The transactions are a mix of market purchases and a pre-established sale under a 10b5-1 plan. The sale of 1,500 shares at $95 reduced reported holdings to 922 shares despite contemporaneous acquisitions at lower prices. The filing separately details outstanding stock options with specific grant dates, exercise prices, and vesting schedules, which are relevant for potential future insider-aligned activity or dilution.
TL;DR: Use of a documented 10b5-1 plan and clear option disclosures reflect compliance with insider trading rules.
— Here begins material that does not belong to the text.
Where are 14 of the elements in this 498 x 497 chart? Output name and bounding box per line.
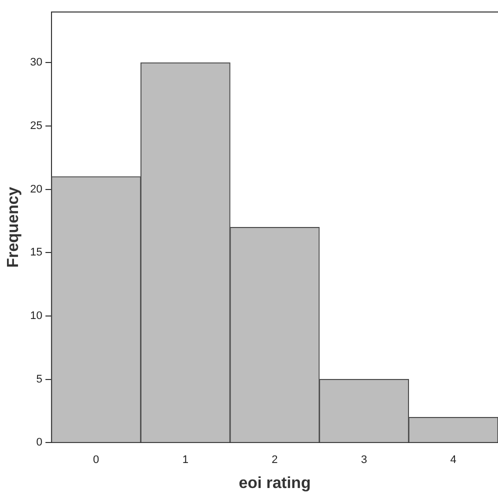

The Form 4 clearly states the sale was made pursuant to a 10b5-1 trading plan adopted March 11, 2025, which provides an affirmative defense to allegations of trading on material nonpublic information. The filing includes explicit option grant and vesting details, aiding transparency regarding the reporting person’s potential future exercises and timing of insider liquidity.
Insider Trade Summary
| Type | Security | Shares | Price | Value |
|---|---|---|---|---|
| Exercise | Stock Options (Right to Buy) | 1,000 | $0.00 | -- |
| Exercise | Stock Options (Right to Buy) | 500 | $0.00 | -- |
| Exercise | Common Stock | 1,000 | $17.97 | $18K |
| Exercise | Common Stock | 500 | $49.23 | $25K |
| Sale | Common Stock | 1,500 | $95.00 | $143K |
Footnotes (1)
- The sale reported in the Form 4 was effected pursuant to a Rule 10b5-1 trading plan adopted by the Reporting Person on March 11, 2025. The stock options were granted on April 4, 2023. The options vest and become exercisable as to 25% of the total shares on March 20, 2024 and, thereafter, as to the remaining 75% of the total shares in twelve equal quarterly installments of 6.25% beginning June 20, 2024 and ending March 20, 2027, subject to the Reporting Person's continued service on each such vesting date. The stock options were granted on February 16, 2024. The options vest and become exercisable in 16 substantially equal installments upon the Reporting Person's completion of each three full months of successive service to the Issuer following the grant date.